If our right to live comes down to merely our genetic makeup, think of the implications! We couldn’t execute capital offenders because they are human. We wouldn’t be allowed to utilize deadly force to defend ourselves if our attackers happened to be human. And if zombies take over the world tomorrow, they would have just as much of a right to live as the ‘non-infected.’ Since rights cannot be taken away no matter what we do (the contrast to this would be privileges, which must be earned and maintained), and if our right to live comes down to our special binomial nomenclature, then morality itself is almost rendered obsolete.

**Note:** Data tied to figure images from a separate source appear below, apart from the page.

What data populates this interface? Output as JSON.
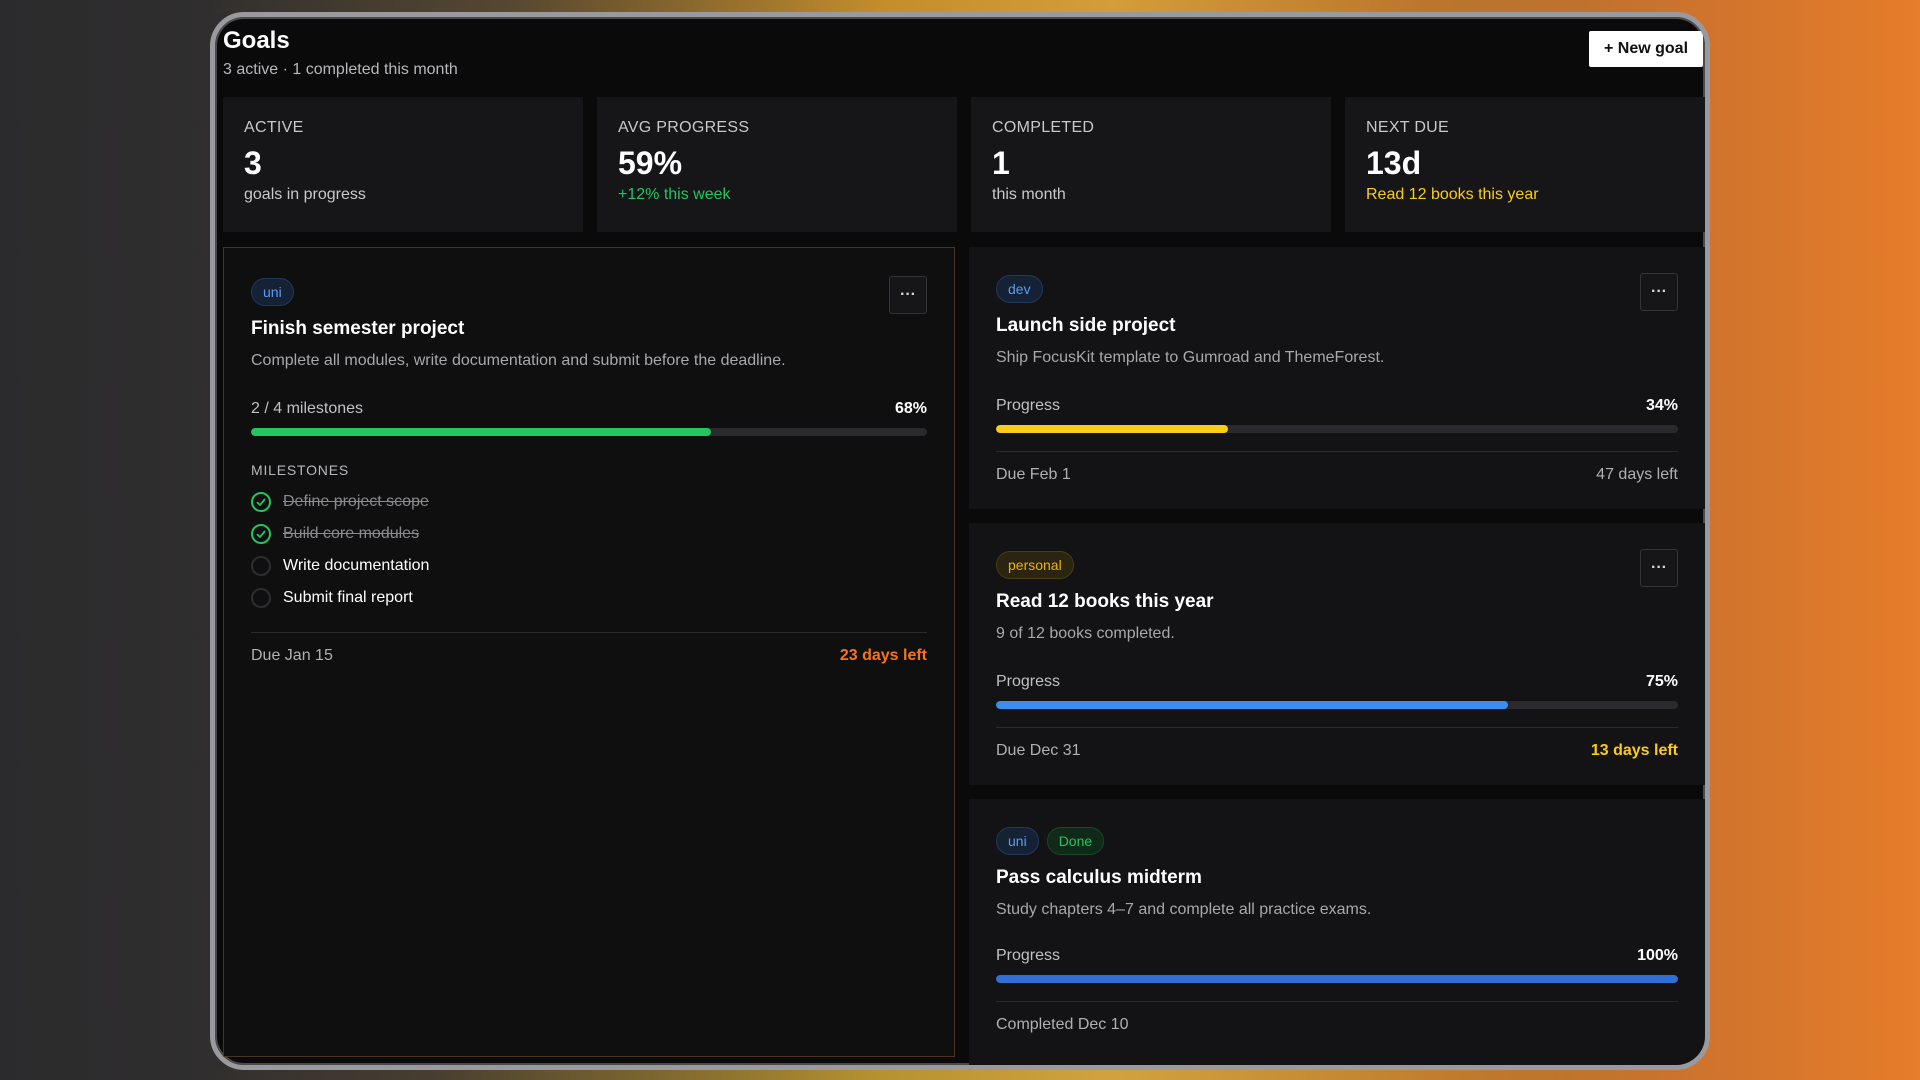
{
  "header": {
    "title": "Goals",
    "subtitle": "3 active · 1 completed this month",
    "new_goal_label": "+ New goal"
  },
  "stats": [
    {
      "label": "ACTIVE",
      "value": "3",
      "note": "goals in progress",
      "note_color": "default"
    },
    {
      "label": "AVG PROGRESS",
      "value": "59%",
      "note": "+12% this week",
      "note_color": "green"
    },
    {
      "label": "COMPLETED",
      "value": "1",
      "note": "this month",
      "note_color": "default"
    },
    {
      "label": "NEXT DUE",
      "value": "13d",
      "note": "Read 12 books this year",
      "note_color": "yellow"
    }
  ],
  "feature_goal": {
    "tag": "uni",
    "title": "Finish semester project",
    "description": "Complete all modules, write documentation and submit before the deadline.",
    "progress_label": "2 / 4 milestones",
    "progress_pct": "68%",
    "progress": 0.68,
    "bar_color": "#22c55e",
    "milestones_heading": "MILESTONES",
    "milestones": [
      {
        "label": "Define project scope",
        "done": true
      },
      {
        "label": "Build core modules",
        "done": true
      },
      {
        "label": "Write documentation",
        "done": false
      },
      {
        "label": "Submit final report",
        "done": false
      }
    ],
    "due": "Due Jan 15",
    "days_left": "23 days left"
  },
  "goals": [
    {
      "tags": [
        "dev"
      ],
      "title": "Launch side project",
      "description": "Ship FocusKit template to Gumroad and ThemeForest.",
      "progress_label": "Progress",
      "progress_pct": "34%",
      "progress": 0.34,
      "bar_color": "#facc15",
      "due": "Due Feb 1",
      "days_left": "47 days left"
    },
    {
      "tags": [
        "personal"
      ],
      "title": "Read 12 books this year",
      "description": "9 of 12 books completed.",
      "progress_label": "Progress",
      "progress_pct": "75%",
      "progress": 0.75,
      "bar_color": "#3b8ef0",
      "due": "Due Dec 31",
      "days_left": "13 days left"
    },
    {
      "tags": [
        "uni",
        "Done"
      ],
      "title": "Pass calculus midterm",
      "description": "Study chapters 4–7 and complete all practice exams.",
      "progress_label": "Progress",
      "progress_pct": "100%",
      "progress": 1.0,
      "bar_color": "#2f6fd6",
      "due": "Completed Dec 10",
      "days_left": ""
    }
  ],
  "menu_glyph": "···"
}
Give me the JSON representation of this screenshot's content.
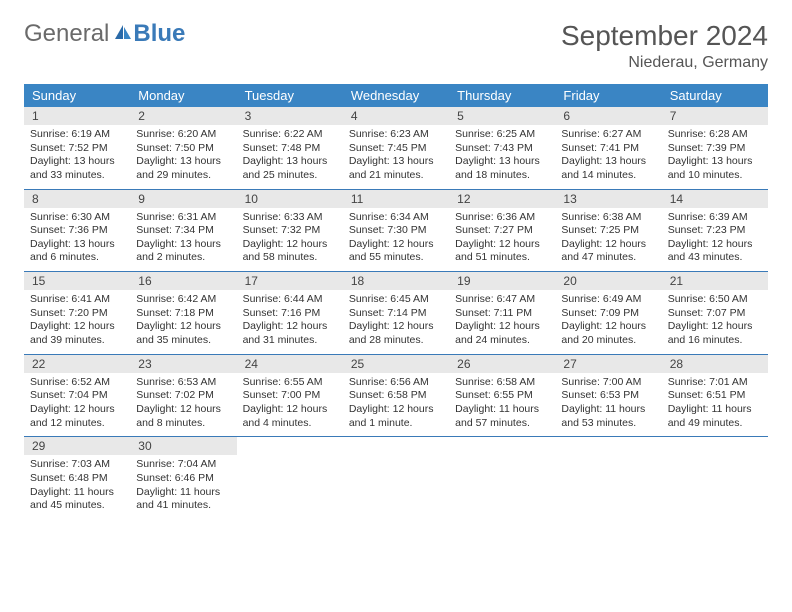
{
  "logo": {
    "general": "General",
    "blue": "Blue"
  },
  "title": "September 2024",
  "location": "Niederau, Germany",
  "colors": {
    "header_bg": "#3a85c4",
    "border": "#3a7ab8",
    "daynum_bg": "#e8e8e8",
    "text": "#333333",
    "title_text": "#555555"
  },
  "day_names": [
    "Sunday",
    "Monday",
    "Tuesday",
    "Wednesday",
    "Thursday",
    "Friday",
    "Saturday"
  ],
  "weeks": [
    {
      "nums": [
        "1",
        "2",
        "3",
        "4",
        "5",
        "6",
        "7"
      ],
      "cells": [
        {
          "sunrise": "Sunrise: 6:19 AM",
          "sunset": "Sunset: 7:52 PM",
          "daylight1": "Daylight: 13 hours",
          "daylight2": "and 33 minutes."
        },
        {
          "sunrise": "Sunrise: 6:20 AM",
          "sunset": "Sunset: 7:50 PM",
          "daylight1": "Daylight: 13 hours",
          "daylight2": "and 29 minutes."
        },
        {
          "sunrise": "Sunrise: 6:22 AM",
          "sunset": "Sunset: 7:48 PM",
          "daylight1": "Daylight: 13 hours",
          "daylight2": "and 25 minutes."
        },
        {
          "sunrise": "Sunrise: 6:23 AM",
          "sunset": "Sunset: 7:45 PM",
          "daylight1": "Daylight: 13 hours",
          "daylight2": "and 21 minutes."
        },
        {
          "sunrise": "Sunrise: 6:25 AM",
          "sunset": "Sunset: 7:43 PM",
          "daylight1": "Daylight: 13 hours",
          "daylight2": "and 18 minutes."
        },
        {
          "sunrise": "Sunrise: 6:27 AM",
          "sunset": "Sunset: 7:41 PM",
          "daylight1": "Daylight: 13 hours",
          "daylight2": "and 14 minutes."
        },
        {
          "sunrise": "Sunrise: 6:28 AM",
          "sunset": "Sunset: 7:39 PM",
          "daylight1": "Daylight: 13 hours",
          "daylight2": "and 10 minutes."
        }
      ]
    },
    {
      "nums": [
        "8",
        "9",
        "10",
        "11",
        "12",
        "13",
        "14"
      ],
      "cells": [
        {
          "sunrise": "Sunrise: 6:30 AM",
          "sunset": "Sunset: 7:36 PM",
          "daylight1": "Daylight: 13 hours",
          "daylight2": "and 6 minutes."
        },
        {
          "sunrise": "Sunrise: 6:31 AM",
          "sunset": "Sunset: 7:34 PM",
          "daylight1": "Daylight: 13 hours",
          "daylight2": "and 2 minutes."
        },
        {
          "sunrise": "Sunrise: 6:33 AM",
          "sunset": "Sunset: 7:32 PM",
          "daylight1": "Daylight: 12 hours",
          "daylight2": "and 58 minutes."
        },
        {
          "sunrise": "Sunrise: 6:34 AM",
          "sunset": "Sunset: 7:30 PM",
          "daylight1": "Daylight: 12 hours",
          "daylight2": "and 55 minutes."
        },
        {
          "sunrise": "Sunrise: 6:36 AM",
          "sunset": "Sunset: 7:27 PM",
          "daylight1": "Daylight: 12 hours",
          "daylight2": "and 51 minutes."
        },
        {
          "sunrise": "Sunrise: 6:38 AM",
          "sunset": "Sunset: 7:25 PM",
          "daylight1": "Daylight: 12 hours",
          "daylight2": "and 47 minutes."
        },
        {
          "sunrise": "Sunrise: 6:39 AM",
          "sunset": "Sunset: 7:23 PM",
          "daylight1": "Daylight: 12 hours",
          "daylight2": "and 43 minutes."
        }
      ]
    },
    {
      "nums": [
        "15",
        "16",
        "17",
        "18",
        "19",
        "20",
        "21"
      ],
      "cells": [
        {
          "sunrise": "Sunrise: 6:41 AM",
          "sunset": "Sunset: 7:20 PM",
          "daylight1": "Daylight: 12 hours",
          "daylight2": "and 39 minutes."
        },
        {
          "sunrise": "Sunrise: 6:42 AM",
          "sunset": "Sunset: 7:18 PM",
          "daylight1": "Daylight: 12 hours",
          "daylight2": "and 35 minutes."
        },
        {
          "sunrise": "Sunrise: 6:44 AM",
          "sunset": "Sunset: 7:16 PM",
          "daylight1": "Daylight: 12 hours",
          "daylight2": "and 31 minutes."
        },
        {
          "sunrise": "Sunrise: 6:45 AM",
          "sunset": "Sunset: 7:14 PM",
          "daylight1": "Daylight: 12 hours",
          "daylight2": "and 28 minutes."
        },
        {
          "sunrise": "Sunrise: 6:47 AM",
          "sunset": "Sunset: 7:11 PM",
          "daylight1": "Daylight: 12 hours",
          "daylight2": "and 24 minutes."
        },
        {
          "sunrise": "Sunrise: 6:49 AM",
          "sunset": "Sunset: 7:09 PM",
          "daylight1": "Daylight: 12 hours",
          "daylight2": "and 20 minutes."
        },
        {
          "sunrise": "Sunrise: 6:50 AM",
          "sunset": "Sunset: 7:07 PM",
          "daylight1": "Daylight: 12 hours",
          "daylight2": "and 16 minutes."
        }
      ]
    },
    {
      "nums": [
        "22",
        "23",
        "24",
        "25",
        "26",
        "27",
        "28"
      ],
      "cells": [
        {
          "sunrise": "Sunrise: 6:52 AM",
          "sunset": "Sunset: 7:04 PM",
          "daylight1": "Daylight: 12 hours",
          "daylight2": "and 12 minutes."
        },
        {
          "sunrise": "Sunrise: 6:53 AM",
          "sunset": "Sunset: 7:02 PM",
          "daylight1": "Daylight: 12 hours",
          "daylight2": "and 8 minutes."
        },
        {
          "sunrise": "Sunrise: 6:55 AM",
          "sunset": "Sunset: 7:00 PM",
          "daylight1": "Daylight: 12 hours",
          "daylight2": "and 4 minutes."
        },
        {
          "sunrise": "Sunrise: 6:56 AM",
          "sunset": "Sunset: 6:58 PM",
          "daylight1": "Daylight: 12 hours",
          "daylight2": "and 1 minute."
        },
        {
          "sunrise": "Sunrise: 6:58 AM",
          "sunset": "Sunset: 6:55 PM",
          "daylight1": "Daylight: 11 hours",
          "daylight2": "and 57 minutes."
        },
        {
          "sunrise": "Sunrise: 7:00 AM",
          "sunset": "Sunset: 6:53 PM",
          "daylight1": "Daylight: 11 hours",
          "daylight2": "and 53 minutes."
        },
        {
          "sunrise": "Sunrise: 7:01 AM",
          "sunset": "Sunset: 6:51 PM",
          "daylight1": "Daylight: 11 hours",
          "daylight2": "and 49 minutes."
        }
      ]
    },
    {
      "nums": [
        "29",
        "30",
        "",
        "",
        "",
        "",
        ""
      ],
      "cells": [
        {
          "sunrise": "Sunrise: 7:03 AM",
          "sunset": "Sunset: 6:48 PM",
          "daylight1": "Daylight: 11 hours",
          "daylight2": "and 45 minutes."
        },
        {
          "sunrise": "Sunrise: 7:04 AM",
          "sunset": "Sunset: 6:46 PM",
          "daylight1": "Daylight: 11 hours",
          "daylight2": "and 41 minutes."
        },
        null,
        null,
        null,
        null,
        null
      ]
    }
  ]
}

Our thoughts and actions don’t matter anymore, because our most basic and most important right is safe and secure and has been since the moment we were conceived by our two human parents. I don’t know about you, but I want my moral accomplishments to count for something- to matter. I want to be seen as reasonable, not just capable of recognizing another entity as human. Any twelve-month-old can do that, as evidenced by a drooling toddler squealing over the appearance of any given canine and shouting with delight, “Doggie!” as opposed to “Uncle Rupert!”
I am also sympathetic to the reasoning that goes along with feeling a certain obligation to other humans on the planet, and I don’t want to bring a child into the world that I’m not financially able to care for, and then cause others to be burdened by that child by them having to pay into the welfare system or federally funding orphanages. I don’t want a child I’m not ready for to sap the Earth’s resources, either. And, as a woman, I especially don’t want my designation as a “good person” to rely solely upon whether I choose to reproduce. Since reproduction is a consequence of sex, this fact may dangerously rest my “good person status” on my sexual activity… or lack thereof. So a ’sexually inactive’ woman, even if it’s not by choice, but due to lack of opportunity, may be seen as more moral than me, based simply on what’s comparatively going on, or not going on, between our legs. (Yuck! That thought is actually viscerally frustrating… and very anti-feminist.) The bottom line, if there ever was one, is equating embryos to humans, rights-wise or any other way, literally and figuratively looks backward. It rests our moral worth on what we all once were instead of who we are now, and it marches women’s rights directly backward. It fails to take into consideration traits that are unique to fully actualized human beings, and it tramples over the importance of memory processing, a quality that enables us to categorize other animals as evolved, as “better,” or at least worthy of moral consideration and treatment, while simultaneously ignoring the importance of the development of that trait within ourselves. Fetuses don’t have it. But I, the writer, and you, the reader, do. So let’s give credit where credit is due, shall we?